Downtown Mesa is ditching its Grinch-like approach to the holidays with plans to string lights through the city center this year.

Downtown has skimped on lights for years despite its displays once being voted the best city lights show in the Valley.

The Downtown Mesa Association wants to build the holiday light tradition back up even if it takes more than a year, said DMA executive director David Short. The nonprofit began a last-minute fundraising effort a few weeks ago with a goal of raising $50,000.

"We're going to make something happen, it's just to what level we're going to make it happen," Short said. "We're going to put up whatever we can fund."

The lack of holiday lights caught Short off guard when he stepped into his job in November 2010. New to Arizona, he knew holiday lights should start going up about that time and asked his staff what the schedule was.

Neither the DMA nor Mesa funded holiday lights for some time, he was told.

Short scrambled to get $3,000 and strung lights along the Main Street median.

The city eliminated its $150,000 light budget in 2003. After that, merchants and occasionally the city gathered some funds for limited displays. Some frustrated shop owners decorated only in front of their businesses.

The biggest expense in lights is the labor to install and remove them. It was cheaper to cut out and throw away the old, inexpensive lights, Short said. The DMA will now buy more reliable and efficient LEDs and reuse them.

Short wants the lights to go up in September, if not this year at least in future years.

"For the expense, you'd like to leave the look up for a lengthy period of time," he said.
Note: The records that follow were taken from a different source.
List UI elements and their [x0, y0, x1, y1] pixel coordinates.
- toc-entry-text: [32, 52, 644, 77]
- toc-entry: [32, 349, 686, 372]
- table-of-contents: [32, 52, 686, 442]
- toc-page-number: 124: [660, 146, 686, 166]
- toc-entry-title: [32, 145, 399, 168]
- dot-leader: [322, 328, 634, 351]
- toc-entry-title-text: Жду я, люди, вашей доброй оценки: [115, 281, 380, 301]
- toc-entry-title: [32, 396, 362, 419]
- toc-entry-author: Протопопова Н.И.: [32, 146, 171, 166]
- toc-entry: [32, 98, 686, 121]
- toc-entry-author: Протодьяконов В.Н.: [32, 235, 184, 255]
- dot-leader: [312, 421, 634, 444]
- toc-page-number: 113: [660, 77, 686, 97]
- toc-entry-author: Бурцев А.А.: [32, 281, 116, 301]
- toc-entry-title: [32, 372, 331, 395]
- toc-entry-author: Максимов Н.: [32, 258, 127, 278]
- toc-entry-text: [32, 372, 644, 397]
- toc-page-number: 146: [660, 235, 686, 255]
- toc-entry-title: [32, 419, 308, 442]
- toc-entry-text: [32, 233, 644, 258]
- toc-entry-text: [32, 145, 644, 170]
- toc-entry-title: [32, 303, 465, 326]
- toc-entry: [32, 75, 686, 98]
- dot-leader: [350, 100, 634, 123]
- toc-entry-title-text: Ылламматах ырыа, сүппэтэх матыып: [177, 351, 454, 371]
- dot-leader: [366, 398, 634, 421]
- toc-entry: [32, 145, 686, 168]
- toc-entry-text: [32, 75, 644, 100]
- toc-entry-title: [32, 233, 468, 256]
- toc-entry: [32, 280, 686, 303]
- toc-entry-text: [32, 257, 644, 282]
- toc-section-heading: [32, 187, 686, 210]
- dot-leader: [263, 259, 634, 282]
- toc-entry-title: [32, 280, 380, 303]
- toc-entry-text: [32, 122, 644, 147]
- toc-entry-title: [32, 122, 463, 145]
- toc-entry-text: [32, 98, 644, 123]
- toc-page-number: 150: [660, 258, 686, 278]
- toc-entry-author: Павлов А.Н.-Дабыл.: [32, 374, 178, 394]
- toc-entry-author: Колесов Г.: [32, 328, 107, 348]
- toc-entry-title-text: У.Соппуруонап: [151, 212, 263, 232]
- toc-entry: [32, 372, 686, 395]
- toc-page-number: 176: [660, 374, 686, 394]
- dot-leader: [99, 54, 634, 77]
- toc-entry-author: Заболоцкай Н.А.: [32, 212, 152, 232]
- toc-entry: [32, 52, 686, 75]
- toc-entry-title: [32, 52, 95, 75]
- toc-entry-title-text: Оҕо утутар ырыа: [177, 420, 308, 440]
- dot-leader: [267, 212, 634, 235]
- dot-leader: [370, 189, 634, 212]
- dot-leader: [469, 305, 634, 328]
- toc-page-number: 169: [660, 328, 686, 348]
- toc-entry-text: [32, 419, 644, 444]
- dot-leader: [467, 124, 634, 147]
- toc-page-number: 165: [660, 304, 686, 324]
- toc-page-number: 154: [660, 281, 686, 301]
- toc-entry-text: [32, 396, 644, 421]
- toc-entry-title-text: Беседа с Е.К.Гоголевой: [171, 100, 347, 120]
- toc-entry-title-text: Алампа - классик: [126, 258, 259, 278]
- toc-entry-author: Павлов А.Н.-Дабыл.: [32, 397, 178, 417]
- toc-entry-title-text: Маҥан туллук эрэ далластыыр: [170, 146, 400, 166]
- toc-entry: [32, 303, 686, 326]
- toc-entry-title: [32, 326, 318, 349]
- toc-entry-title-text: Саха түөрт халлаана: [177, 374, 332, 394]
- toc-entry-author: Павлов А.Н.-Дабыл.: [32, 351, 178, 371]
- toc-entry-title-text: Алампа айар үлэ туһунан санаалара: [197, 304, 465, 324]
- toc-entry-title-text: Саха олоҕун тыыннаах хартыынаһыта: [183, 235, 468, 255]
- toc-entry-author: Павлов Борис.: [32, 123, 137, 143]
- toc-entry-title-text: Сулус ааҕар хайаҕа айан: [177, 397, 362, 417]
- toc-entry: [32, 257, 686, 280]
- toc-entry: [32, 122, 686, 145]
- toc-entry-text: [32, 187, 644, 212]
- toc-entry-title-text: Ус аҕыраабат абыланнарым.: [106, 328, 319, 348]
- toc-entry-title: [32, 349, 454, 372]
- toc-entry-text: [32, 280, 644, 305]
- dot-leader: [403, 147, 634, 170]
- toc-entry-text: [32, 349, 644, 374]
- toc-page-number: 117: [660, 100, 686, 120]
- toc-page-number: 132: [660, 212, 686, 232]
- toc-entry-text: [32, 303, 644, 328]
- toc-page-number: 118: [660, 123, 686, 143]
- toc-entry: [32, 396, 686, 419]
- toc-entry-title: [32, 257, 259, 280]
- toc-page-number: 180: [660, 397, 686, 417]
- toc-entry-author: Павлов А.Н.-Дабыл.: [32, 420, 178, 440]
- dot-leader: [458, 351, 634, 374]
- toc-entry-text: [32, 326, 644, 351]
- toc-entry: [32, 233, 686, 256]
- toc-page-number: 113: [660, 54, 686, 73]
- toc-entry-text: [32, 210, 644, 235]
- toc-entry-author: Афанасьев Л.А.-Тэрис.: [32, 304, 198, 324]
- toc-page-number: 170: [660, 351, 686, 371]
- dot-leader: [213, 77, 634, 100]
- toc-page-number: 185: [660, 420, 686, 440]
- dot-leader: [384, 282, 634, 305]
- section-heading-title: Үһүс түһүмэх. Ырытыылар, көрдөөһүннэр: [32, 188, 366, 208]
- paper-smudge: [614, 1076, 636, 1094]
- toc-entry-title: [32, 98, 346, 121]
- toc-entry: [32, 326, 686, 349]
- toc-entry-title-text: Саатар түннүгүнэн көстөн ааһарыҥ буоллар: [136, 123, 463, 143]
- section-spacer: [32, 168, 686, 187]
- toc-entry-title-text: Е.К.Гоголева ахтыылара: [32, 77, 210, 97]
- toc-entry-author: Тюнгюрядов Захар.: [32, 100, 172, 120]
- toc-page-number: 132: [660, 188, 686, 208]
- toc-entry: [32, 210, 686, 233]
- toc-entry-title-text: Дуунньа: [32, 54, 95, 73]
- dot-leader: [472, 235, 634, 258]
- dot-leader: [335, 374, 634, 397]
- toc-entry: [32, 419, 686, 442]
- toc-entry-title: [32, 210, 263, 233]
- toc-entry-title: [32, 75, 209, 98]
SunDust Gallery owner Ron Floyd said he had never seen the lights but has heard rave reviews from customers despite the big displays going away so long ago. Floyd opened his gallery in September 2009 and would like a more festive look to draw customers during the holiday season.

It could encourage merchants to extend hours into the evening if enough visitors stroll down sidewalks that usually are quiet by 6 p.m. or earlier.

"We're looking for reasons to stay open," Floyd said. "If we can get more people down here in the evening, we'd be happy to stay open."